= George Woosung Wade =

George Woosung Wade (16 August 1858 – 15 October 1941) was a cleric, professor, and author.

Wade was born on 16 August 1858 in China. His father, Joseph Henry Wade, was a merchant sailor (carrying cargo there); not a missionary! He was educated at Monmouth School and then at Oriel College Oxford. He was made deacon in 1885 and then ordained priest in 1886. He worked as curate of Basing, Hampshire from 1885 to 1886, before becoming professor of Latin and lecturer in Hebrew at St David's College, Lampeter. He married Rachel Elinor Joyce, the sister of the principal Gilbert Joyce. He remained at Lampeter until his retirement in 1932. He had a lasting influence on generations of students and through them, on the church in Wales. On retirement, he became temporary chaplain at Monmouth School. On 15 October 1941 Wade died at Monmouth, where he was buried.

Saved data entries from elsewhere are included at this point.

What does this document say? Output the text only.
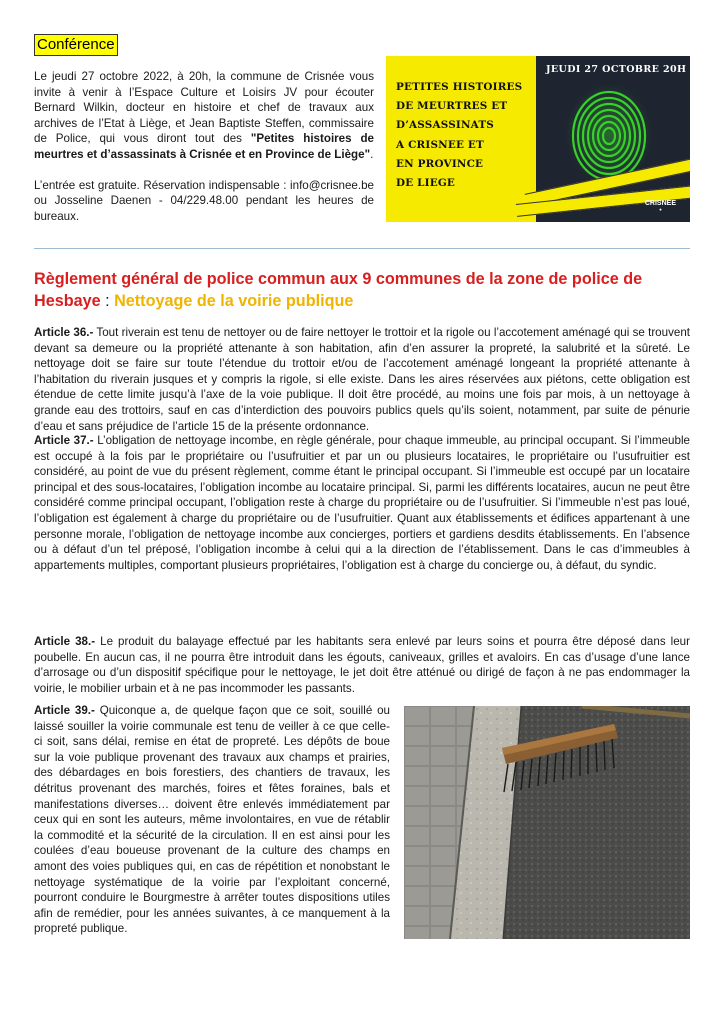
Conférence

Le jeudi 27 octobre 2022, à 20h, la commune de Crisnée vous invite à venir à l’Espace Culture et Loisirs JV pour écouter Bernard Wilkin, docteur en histoire et chef de travaux aux archives de l’Etat à Liège, et Jean Baptiste Steffen, commissaire de Police, qui vous diront tout des "Petites histoires de meurtres et d’assassinats à Crisnée et en Province de Liège".

L’entrée est gratuite. Réservation indispensable : info@crisnee.be ou Josseline Daenen - 04/229.48.00 pendant les heures de bureaux.

PETITES HISTOIRES
DE MEURTRES ET
D’ASSASSINATS
A CRISNEE ET
EN PROVINCE
DE LIEGE
JEUDI 27 OCTOBRE 20H
CRISNEE
●
Règlement général de police commun aux 9 communes de la zone de police de Hesbaye : Nettoyage de la voirie publique

Article 36.- Tout riverain est tenu de nettoyer ou de faire nettoyer le trottoir et la rigole ou l’accotement aménagé qui se trouvent devant sa demeure ou la propriété attenante à son habitation, afin d’en assurer la propreté, la salubrité et la sûreté. Le nettoyage doit se faire sur toute l’étendue du trottoir et/ou de l’accotement aménagé longeant la propriété attenante à l’habitation du riverain jusques et y compris la rigole, si elle existe. Dans les aires réservées aux piétons, cette obligation est étendue de cette limite jusqu’à l’axe de la voie publique. Il doit être procédé, au moins une fois par mois, à un nettoyage à grande eau des trottoirs, sauf en cas d’interdiction des pouvoirs publics quels qu’ils soient, notamment, par suite de pénurie d’eau et sans préjudice de l’article 15 de la présente ordonnance.

Article 37.- L’obligation de nettoyage incombe, en règle générale, pour chaque immeuble, au principal occupant. Si l’immeuble est occupé à la fois par le propriétaire ou l’usufruitier et par un ou plusieurs locataires, le propriétaire ou l’usufruitier est considéré, au point de vue du présent règlement, comme étant le principal occupant. Si l’immeuble est occupé par un locataire principal et des sous-locataires, l’obligation incombe au locataire principal. Si, parmi les différents locataires, aucun ne peut être considéré comme principal occupant, l’obligation reste à charge du propriétaire ou de l’usufruitier. Si l’immeuble n’est pas loué, l’obligation est également à charge du propriétaire ou de l’usufruitier. Quant aux établissements et édifices appartenant à une personne morale, l’obligation de nettoyage incombe aux concierges, portiers et gardiens desdits établissements. En l’absence ou à défaut d’un tel préposé, l’obligation incombe à celui qui a la direction de l’établissement. Dans le cas d’immeubles à appartements multiples, comportant plusieurs propriétaires, l’obligation est à charge du concierge ou, à défaut, du syndic.

Article 38.- Le produit du balayage effectué par les habitants sera enlevé par leurs soins et pourra être déposé dans leur poubelle. En aucun cas, il ne pourra être introduit dans les égouts, caniveaux, grilles et avaloirs. En cas d’usage d’une lance d’arrosage ou d’un dispositif spécifique pour le nettoyage, le jet doit être atténué ou dirigé de façon à ne pas endommager la voirie, le mobilier urbain et à ne pas incommoder les passants.

Article 39.- Quiconque a, de quelque façon que ce soit, souillé ou laissé souiller la voirie communale est tenu de veiller à ce que celle-ci soit, sans délai, remise en état de propreté. Les dépôts de boue sur la voie publique provenant des travaux aux champs et prairies, des débardages en bois forestiers, des chantiers de travaux, les détritus provenant des marchés, foires et fêtes foraines, bals et manifestations diverses… doivent être enlevés immédiatement par ceux qui en sont les auteurs, même involontaires, en vue de rétablir la commodité et la sécurité de la circulation. Il en est ainsi pour les coulées d’eau boueuse provenant de la culture des champs en amont des voies publiques qui, en cas de répétition et nonobstant le nettoyage systématique de la voirie par l’exploitant concerné, pourront conduire le Bourgmestre à arrêter toutes dispositions utiles afin de remédier, pour les années suivantes, à ce manquement à la propreté publique.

He was a prolific author. His books include Old Testament History (1901), New Testament History (1922), and The Documents of the New Testament (1934), together with a number of commentaries In 1934, the University of Wales awarded him an honorary Doctorate of Divinity. His other interests included topography; he was wholly or partly responsible for the volumes on South Wales, Monmouthshire, Herefordshire and Somerset in the Methuen Little Guide series.